Calculating microorganisms colony :

AIR:

1) 8

2) 15

HANDS:

1) 1454

2) 2536

EAR:

1) present

2) present

NORMAL BREATHING:

1) 5

2) 7

VIOLENT COUGHING:

1) 32

2) 7

DISCUSSION:

   Contamination is the presence of a minor and unwanted constituent (contaminant) in material, physical body, natural environment, at a workplace, many more.

    Airborne microorganism are usually carried on dust particles,although some (fungal spores) carried directly by air currents.

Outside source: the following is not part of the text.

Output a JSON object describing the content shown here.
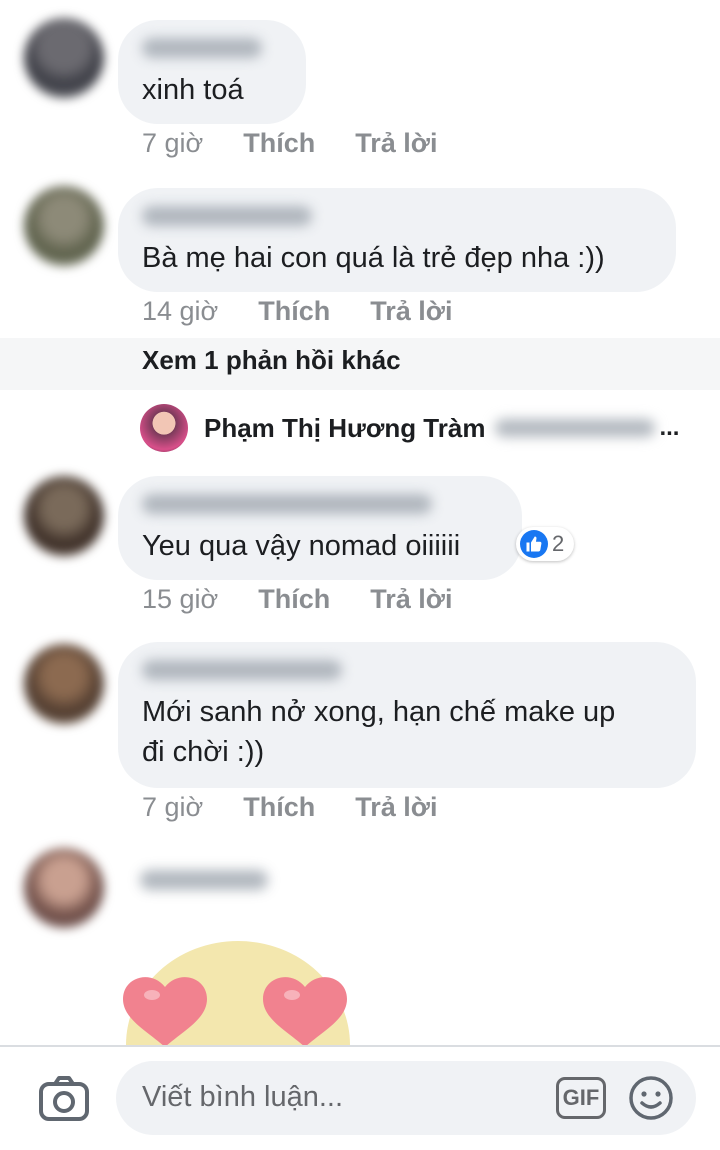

   Resident microorganisms (colonizing or endogenous flora) include

Staphylococcus species and diptheroids. These microorganisms are

considered permanent residents of the skin and are not readily

removed by mechanical friction. Resident microorganisms in the deep

layers may not be removed by handwashing with plain soaps and

detergents, but they can usually be killed or inhibited by hand hygiene

with products that contain antimicrobial ingredients.

    

      Transient microorganisms (non-colonizing or exogenous flora) include

microorganisms that come into contact with skin through interactions

with patients, with equipment, or with the environment. Non-colonizing

flora are not consistently present in the majority of persons and survive

only a limited period of time. These organisms are most frequently

associated with Hospital-acquired infections and are often acquired

through activities that involve close contact with a patient’s secretions

or excreta. Non-colonizing flora are easily removed by routine handwashing.

CONCLUSION:

Bacteria are an important group of living organisms. Most of them are microscopic and unicellular, with a relatively simple cell structure, lacking a cell nucleus, and organelles such as mitochondria and chloroplasts. During this experiment we can determine many type of microorganism that present in our whole body. For example airborne, resident and transient microorganism are all around us. As the conclusion, don’t eat or drink from unhygienic places. One should realize that while good bacteria can survive without us, we cannot survive without good bacteria.